One of the nation’s largest university systems continues to be at the center of debate over how students seeking admission to higher education should be judged.
In recent weeks, the University of California has decided to alter its criteria for freshman admissions to give greater weight to students’ personal characteristics, while its president has again publicly criticized the nation’s most widely used college-entrance exam.
“The SAT I sends a confusing message to students, teachers, and schools,” Richard C. Atkinson, the president of the 10-campus University of California system, contended at a “Rethinking the SAT” conference, held here Nov. 16-17 at the University of California at Santa Barbara.
“It says that students will be tested on material that is unrelated to what they study in their classes,” he said. “It says that the grades they can achieve can be devalued by a test that is not part of their school curriculum.”
The founding chairman of the National Research Council’s board on testing and assessment, Mr. Atkinson grabbed headlines last February when he proposed eliminating SAT scores as a requirement for admission to the 170,000-student system. In that speech, Mr. Atkinson said an overemphasis on college-entrance exams had led to “the educational equivalent of a nuclear-arms race.” (“UC President Pitches Plan To End Use of SAT in Admissions,” Feb. 28, 2001.)
The University of California is the largest market for the SAT, which is sponsored by the New York City-based College Board and administered by the Educational Testing Service of Princeton, N.J. Some 1.3 million college-bound seniors nationwide took the SAT last year.
Mr. Atkinson has proposed replacing the SAT I verbal and math exams with other standardized tests, such as the SAT II, that assess the mastery of specific subjects such as writing, biology, and history. UC’s board of regents is expected to vote on the issue sometime next spring or summer.
A recent study by UC researchers found that the SAT II achievement tests were a better predictor of first-year grades than was the SAT I. (“SAT II Better Predictor of College Success, UC Says,” Nov. 7, 2001.)
Mr. Atkinson has said that ultimately he would like to see the university adopt standardized tests directly tied to college-preparatory courses students take in high school.
A day before the university president’s address to some 260 UC faculty members, admission officers from the university system and around the country, researchers, and representatives from testing companies, the system’s board of regents approved a new “comprehensive review” admission process. It replaces a policy under which each UC campus was required to admit 50 percent to 75 percent of its freshmen solely on the basis of academic factors.
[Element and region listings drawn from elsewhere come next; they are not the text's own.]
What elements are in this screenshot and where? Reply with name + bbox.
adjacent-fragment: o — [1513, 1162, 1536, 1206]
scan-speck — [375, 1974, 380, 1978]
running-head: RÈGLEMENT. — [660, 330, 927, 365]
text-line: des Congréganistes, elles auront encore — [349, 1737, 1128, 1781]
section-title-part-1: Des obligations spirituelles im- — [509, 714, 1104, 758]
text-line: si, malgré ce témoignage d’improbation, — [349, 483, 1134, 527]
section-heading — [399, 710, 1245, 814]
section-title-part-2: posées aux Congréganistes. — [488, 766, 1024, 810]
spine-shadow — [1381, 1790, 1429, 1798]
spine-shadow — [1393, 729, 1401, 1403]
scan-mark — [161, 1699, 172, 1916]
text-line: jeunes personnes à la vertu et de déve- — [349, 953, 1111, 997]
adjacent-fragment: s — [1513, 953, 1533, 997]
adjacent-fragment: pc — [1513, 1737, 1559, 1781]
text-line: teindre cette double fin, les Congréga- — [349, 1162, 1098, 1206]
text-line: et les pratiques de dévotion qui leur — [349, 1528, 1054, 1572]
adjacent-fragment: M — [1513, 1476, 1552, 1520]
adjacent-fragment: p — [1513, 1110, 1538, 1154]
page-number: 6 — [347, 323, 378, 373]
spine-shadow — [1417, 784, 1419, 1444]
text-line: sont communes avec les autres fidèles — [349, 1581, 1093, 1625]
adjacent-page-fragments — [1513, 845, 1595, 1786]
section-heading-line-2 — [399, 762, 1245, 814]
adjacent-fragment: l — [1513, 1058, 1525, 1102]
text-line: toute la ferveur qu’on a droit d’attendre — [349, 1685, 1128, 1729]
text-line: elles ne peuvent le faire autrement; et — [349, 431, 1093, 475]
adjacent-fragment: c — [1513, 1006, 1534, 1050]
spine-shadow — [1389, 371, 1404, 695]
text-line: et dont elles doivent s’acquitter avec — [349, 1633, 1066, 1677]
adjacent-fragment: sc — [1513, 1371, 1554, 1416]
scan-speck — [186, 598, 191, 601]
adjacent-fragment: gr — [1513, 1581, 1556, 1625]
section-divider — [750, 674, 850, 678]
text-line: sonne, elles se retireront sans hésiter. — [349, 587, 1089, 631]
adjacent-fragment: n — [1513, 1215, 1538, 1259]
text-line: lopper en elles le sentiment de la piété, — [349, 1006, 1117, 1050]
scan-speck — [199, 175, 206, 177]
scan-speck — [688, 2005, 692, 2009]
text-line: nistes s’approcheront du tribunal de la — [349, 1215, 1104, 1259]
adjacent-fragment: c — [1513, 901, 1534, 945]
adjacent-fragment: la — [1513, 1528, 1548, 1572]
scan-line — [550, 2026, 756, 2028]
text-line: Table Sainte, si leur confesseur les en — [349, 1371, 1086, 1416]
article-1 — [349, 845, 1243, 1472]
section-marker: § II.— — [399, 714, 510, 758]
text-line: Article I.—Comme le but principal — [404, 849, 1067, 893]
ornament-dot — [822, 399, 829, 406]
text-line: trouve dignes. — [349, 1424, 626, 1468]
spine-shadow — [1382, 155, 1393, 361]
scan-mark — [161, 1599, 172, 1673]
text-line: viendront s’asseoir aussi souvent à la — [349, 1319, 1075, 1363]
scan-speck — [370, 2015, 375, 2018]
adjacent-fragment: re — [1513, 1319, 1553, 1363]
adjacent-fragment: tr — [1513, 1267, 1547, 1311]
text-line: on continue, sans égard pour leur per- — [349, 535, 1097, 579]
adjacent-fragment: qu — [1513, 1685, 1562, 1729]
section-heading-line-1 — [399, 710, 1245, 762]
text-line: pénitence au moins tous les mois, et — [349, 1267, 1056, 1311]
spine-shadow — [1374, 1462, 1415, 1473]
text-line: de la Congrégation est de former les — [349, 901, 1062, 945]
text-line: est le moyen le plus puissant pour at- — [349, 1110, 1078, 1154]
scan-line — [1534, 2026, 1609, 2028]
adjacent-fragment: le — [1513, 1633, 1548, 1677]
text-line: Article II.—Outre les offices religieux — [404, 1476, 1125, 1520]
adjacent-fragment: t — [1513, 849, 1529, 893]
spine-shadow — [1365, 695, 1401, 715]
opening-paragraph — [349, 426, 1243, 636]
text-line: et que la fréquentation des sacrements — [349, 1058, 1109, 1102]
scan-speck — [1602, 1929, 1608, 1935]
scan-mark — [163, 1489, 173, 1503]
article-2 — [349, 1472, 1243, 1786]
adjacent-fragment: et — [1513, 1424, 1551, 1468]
High school grades and test scores will still be important, UC officials said, but students will be evaluated more closely for such harder-to-quantify qualities as motivation, leadership, intellectual curiosity, and ability to overcome challenges, such as poverty.
While the change is expected to have little impact at the less competitive UC campuses, it likely will be a factor at the system’s most selective campuses, such as Berkeley and Los Angeles.
Defending the Test
Meanwhile, the College Board’s top executive was on hand here to defend the SAT.
“I tried to be nice when he said all those bad things about the SAT I,” Gaston Caperton, the College Board president, said half-jokingly at the conference as Mr. Atkinson sat listening in the front row. The SAT has evolved since the time when it had roots in controversial intelligence testing, Mr. Caperton said, and now provides admissions officers with a common yardstick for measuring students’ reasoning abilities.
“What the SAT was then and what it is today is as different as what a Chevrolet was then and what it is today,” said Mr. Caperton, a former governor of West Virginia who has headed the College Board since 1999. “We believe we have the best test in the world, but we believe we can be better.”
Richard L. Ferguson, the president of Iowa City, Iowa-based ACT Inc., also addressed the conference and used the opportunity to make a sales pitch to UC faculty members and administrators. While not as well-known as the SAT, the ACT college-entrance exam was administered to some 1 million students last year.
The ACT exams assess critical reasoning and higher-order thinking skills in English, math, reading, and science. Mr. Ferguson said the ACT’s mission for the past 40 years has been to develop a test using information from curriculum surveys sent to high schools.
“The ACT is an achievement exam,” he said. “We admit the ACT is not the total answer, but it would be eminently doable to address the needs here.”